Si j'avais écrit tout ce qu'elle m'a dit, ce serait une œuvre immense. Il
aurait fallu des livres et des livres! Je n'ai pas écrit. Peut-être ai-je eu
tort, mais c'est irréparable. Je dois affirmer aujourd'hui en conscience,
pour réparer ma faute, je dois affirmer que Dieu voulait par elle nous
confier une mission. Je le répète, les choses qu'elle me disait étaient les
choses les plus élevées, la doctrine la plus pure, l'expression la plus
exacte de ce qui se passe dans le bon Dieu. Tout cela, communiqué par la Mère
Marie de Sales, doit avoir son effet aujourd’hui.

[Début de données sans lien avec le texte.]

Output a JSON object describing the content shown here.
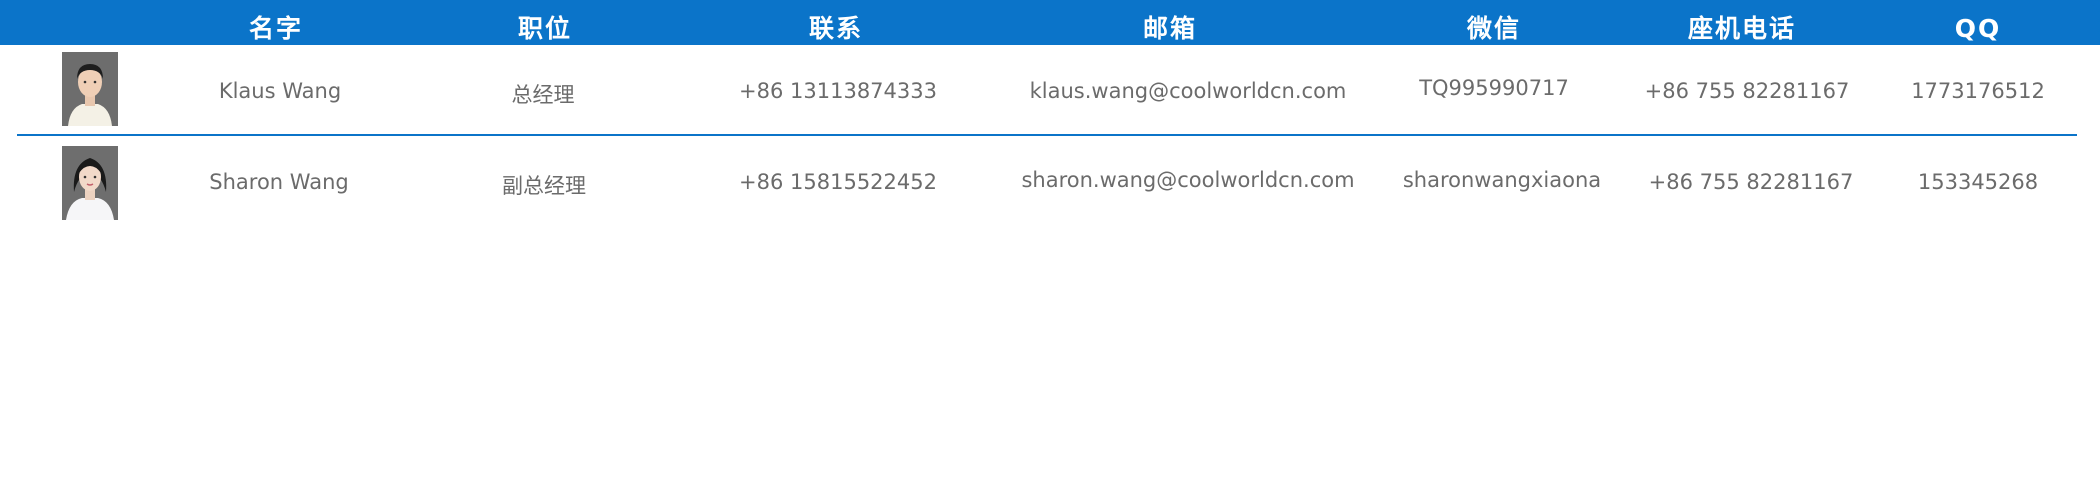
{
  "table": {
    "headers": [
      "名字",
      "职位",
      "联系",
      "邮箱",
      "微信",
      "座机电话",
      "QQ"
    ],
    "rows": [
      {
        "name": "Klaus Wang",
        "title": "总经理",
        "phone": "+86 13113874333",
        "email": "klaus.wang@coolworldcn.com",
        "wechat": "TQ995990717",
        "landline": "+86 755 82281167",
        "qq": "1773176512"
      },
      {
        "name": "Sharon Wang",
        "title": "副总经理",
        "phone": "+86 15815522452",
        "email": "sharon.wang@coolworldcn.com",
        "wechat": "sharonwangxiaona",
        "landline": "+86 755 82281167",
        "qq": "153345268"
      }
    ]
  },
  "colors": {
    "header_bg": "#0b74c9",
    "header_text": "#ffffff",
    "cell_text": "#6b6b6b",
    "divider": "#0b74c9"
  }
}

Cette situation s'est définie à la fin de la vie de la bonne Mère, lorsque
vint le temps où Dieu montra clairement ce que devaient être les Oblats, au
commencement et dans la suite des temps. Tout ce qu'elle dit, dès lors, tout
ce qu'elle fait, converge là. Et Dieu lui donne des preuves nombreuses de sa
volonté. Toutes ces choses trouveront place dans sa Vie. Son œuvre était
tout pour elle; elle n'était absolument qu'à son œuvre. La communauté ne
la chargeait pas. Dieu lui avait donné de n’avoir qu’un seul cœur, une
seule volonté dans la parfaite observance. La communauté n’était pas une
surcharge pour elle, c'était une aide. Plusieurs sœurs, sœur Marie-Geneviève
en particulier, l’aidaient beaucoup pour les affaires extérieures. “Ma
bonne Mère, venait lui dire la Sœur Marie-Geneviève, il faut dire ceci, il
faut dire cela”. Ou bien: “Ma bonne Mère, il n'y a rien à dire, ne vous
occupez pas de cela; écrivez de telle manière”. La bonne Mère faisait ce
que lui disait la Sœur; elle se déchargeait sur elle des choses extérieures,
elle suivait le mouvement du bon Dieu. Voilà quelle était sa vie. En chaque
circonstance où elle recevait quelque chose de plus particulier de Dieu, elle
affirmait qu’elle n'avait autre chose à faire qu’à recevoir cette lumière
pour la communiquer, et la remettre aux mains des Oblats de saint François de
Sales. “Tout doit être appliqué par eux, employé par eux et réussir
entre leurs mains”. “Les mérites de la Rédemption, disait-elle encore,
sont infinis; les mérites du Sauveur non encore employés forment les trésors
secrets de la charité de Dieu. Il y a là une foule de grâces que Dieu va
donner, parce que le monde en a besoin à la fin des temps. Ces grâces sont
opérées en Dieu; c'est à vous de suivre le mouvement divin et de les
appliquer aux hommes”.
Je ne voudrais pas vous fatiguer plus longtemps. Ce sont pourtant des choses
bien belles et bien grandes; et je vous le répète, je ne sais combien de
fois elle me les a répétées. Il y a trois ans je les redisais, ces choses,
à notre Saint-Père le Pape. Alors le Saint-Père, dans une méditation
profonde, dans un recueillement qui semblait lui faire tout oublier, après un
silence de quelques instants, dans lequel il semblait que tout son être s'était
anéanti, ou tout au moins s'était replié sur cet unique point, jeté lui-même
tout en Dieu, alors notre Saint-Père le Pape: “Tout ce que vous faites,
dit-il, vous, dans ces œuvres, c'est la volonté de Dieu que vous le fassiez;
et tous ceux qui ont travaillé avec vous ont fait personnellement ce que Dieu
voulait d'eux. Ce que vous faites maintenant, Dieu le veut. Et Dieu le veut
non seulement de vous, mais de tous ceux qui travaillent avec vous. Que vous
reste-il maintenant à obtenir? L'approbation de la sainte Eglise Catholique,
Apostolique et Romaine. Moi, le Pape, je vous la donne, et qui plus est, je
vous envoie. Allez à la France! Vous irez encore ailleurs. Répandez vos œuvres:
je les aime. Soyez des hommes de sacrifice. Il faut des religieux jusqu’à
l’effusion du sang” [“usque ad effusionem sanguinis”]. Et alors le
Pape sera avec vous. C'est moi qui travaillerai avec vous”. Il fallait voir
le Pape s'élever de plus en plus. C'était vraiment le bon Dieu qui parlait.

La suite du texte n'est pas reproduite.